Mentor Text Wednesday: The Red House

Mentor Text: excerpt from ‘The Red House‘ by Robert R. McCammon

Techniques:

  • Introduction

Background

Over the last few years, I’ve really thrown myself back into the horror genre. It began with The Kingcast podcast becoming a fave, and drawing me back into Constant Readership, but rediscovering horror movies and beginning to explore middle years spooky stuff alongside my oldest, I’m way back in. Heck, horror shorts were a presence in my classroom to practice some analysis and essay writing skills.

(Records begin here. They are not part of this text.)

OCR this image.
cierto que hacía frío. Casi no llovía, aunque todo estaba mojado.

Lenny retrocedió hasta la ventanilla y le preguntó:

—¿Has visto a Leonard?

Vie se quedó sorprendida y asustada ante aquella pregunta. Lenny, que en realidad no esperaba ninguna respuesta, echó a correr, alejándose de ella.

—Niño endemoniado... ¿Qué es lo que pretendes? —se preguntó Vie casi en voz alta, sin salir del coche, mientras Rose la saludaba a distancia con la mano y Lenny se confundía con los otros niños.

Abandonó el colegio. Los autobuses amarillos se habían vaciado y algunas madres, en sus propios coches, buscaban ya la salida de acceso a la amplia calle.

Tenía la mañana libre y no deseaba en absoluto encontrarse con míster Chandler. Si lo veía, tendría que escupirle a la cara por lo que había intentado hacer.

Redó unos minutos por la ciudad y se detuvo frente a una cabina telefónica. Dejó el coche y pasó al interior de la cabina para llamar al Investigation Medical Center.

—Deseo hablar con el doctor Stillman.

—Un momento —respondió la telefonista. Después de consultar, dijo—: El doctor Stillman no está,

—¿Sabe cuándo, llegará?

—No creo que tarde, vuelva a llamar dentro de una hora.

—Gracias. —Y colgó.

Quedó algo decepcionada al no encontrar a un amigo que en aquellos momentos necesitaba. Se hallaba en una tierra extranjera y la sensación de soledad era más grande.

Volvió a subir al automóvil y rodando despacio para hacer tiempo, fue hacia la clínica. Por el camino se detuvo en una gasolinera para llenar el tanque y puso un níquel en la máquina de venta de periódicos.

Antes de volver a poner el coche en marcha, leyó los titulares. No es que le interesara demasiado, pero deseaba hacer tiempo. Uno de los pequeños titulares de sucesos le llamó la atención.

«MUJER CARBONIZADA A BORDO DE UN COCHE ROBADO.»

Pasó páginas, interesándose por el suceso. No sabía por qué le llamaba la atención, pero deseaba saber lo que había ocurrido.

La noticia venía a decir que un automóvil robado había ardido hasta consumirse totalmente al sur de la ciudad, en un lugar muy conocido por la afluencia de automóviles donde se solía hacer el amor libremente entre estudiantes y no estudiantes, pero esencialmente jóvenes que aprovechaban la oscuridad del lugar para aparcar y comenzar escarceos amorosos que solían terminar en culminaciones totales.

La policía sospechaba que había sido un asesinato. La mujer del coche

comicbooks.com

As I’ve been exploring horror, I’ve been discovering masterful new authors, while revisiting some old faves from my youth. One of those writers is Robert R. McCammon. He was right up there beside King for me when I was a teenager, and revisiting his works lately has reminded me why. As I’m always looking for new texts to drop into the rotation in a classroom, I recently sat down with his collection of short stories, Blue World. There’s great scares in there, and a couple that I think might make it to my classroom next year.

This was the one I read back in the day!
via Too Much Horror Fiction

And obviously, with a mentor text column to write, I flagged something to share.

How we might use this text:

Introductions – Friends, who among us doesn’t have some sort of challenge with our writers related to introductions, both in essay pieces and creative work? I’ve had some success using the two part introduction offered by our work with the five part essay – background and narration, working together to provide context and focus for the piece to follow. It does take some work, getting students to “unlearn” the idea that an introduction does all it needs to do in a single paragraph.

That was actually one of my first thoughts as I read the opening paragraphs of McCammon’s ‘The Red House’ – that he’s actually used those two parts of our five part essay in a creative piece. Because the narrator is speaking in the first person, directly addressing their audience, it does read like the beginning of a personal essay.

There is background. We are given a thesis. Like everyone, this narrator has a story to tell. There’s a hook in there. He’s just like us! He invokes the universality of story, reminding us we have our own, while inviting us to hear his. I think our writers could use this idea of connecting with the audience, and finding common ground as a tool within their own introductions.

And there’s narration. I love that McCammon’s narrator, Bob Deaken, doesn’t just tell us that he has a story to tell, but he lists other stories that he could tell. The anaphora in the list of fantastic stories is inviting, but the stories in that list create intrigue. The story he’s going to tell us is more interesting than the ones he’s just listed?! We’re in. I’ve noticed that so many young writers like to have a list in their introductions. I love the power of channeling that impulse in a positive way, and having them list the things they didn’t write about, teasing the impact of the things they did write about.

I excerpted just the introductory part as a specific mentor text. I can also think see us looking at the rest of the story. I think highlighting the fact that Deaken has two paragraphs introducing his ideas before introducing himself would be a move some of our writers, especially if they’re going to be doing some public speaking could be beneficial.

I frequently joke that the worst part of being an English teacher is that everything is a text, and I’m constantly writing lesson plans in the back of my mind. It’s true though. It might be my geeky tendencies, but I especially feel drawn to genre texts. In genre work, we’re sometimes so focused on the tropes of the genre, we don’t realize that we’re also getting great craft lessons.

Do you have specific mentor texts that reflect and reinforce the way you teach introductions? What about other specific parts of writing? Are there genres dominant in your reading that you love to pull from?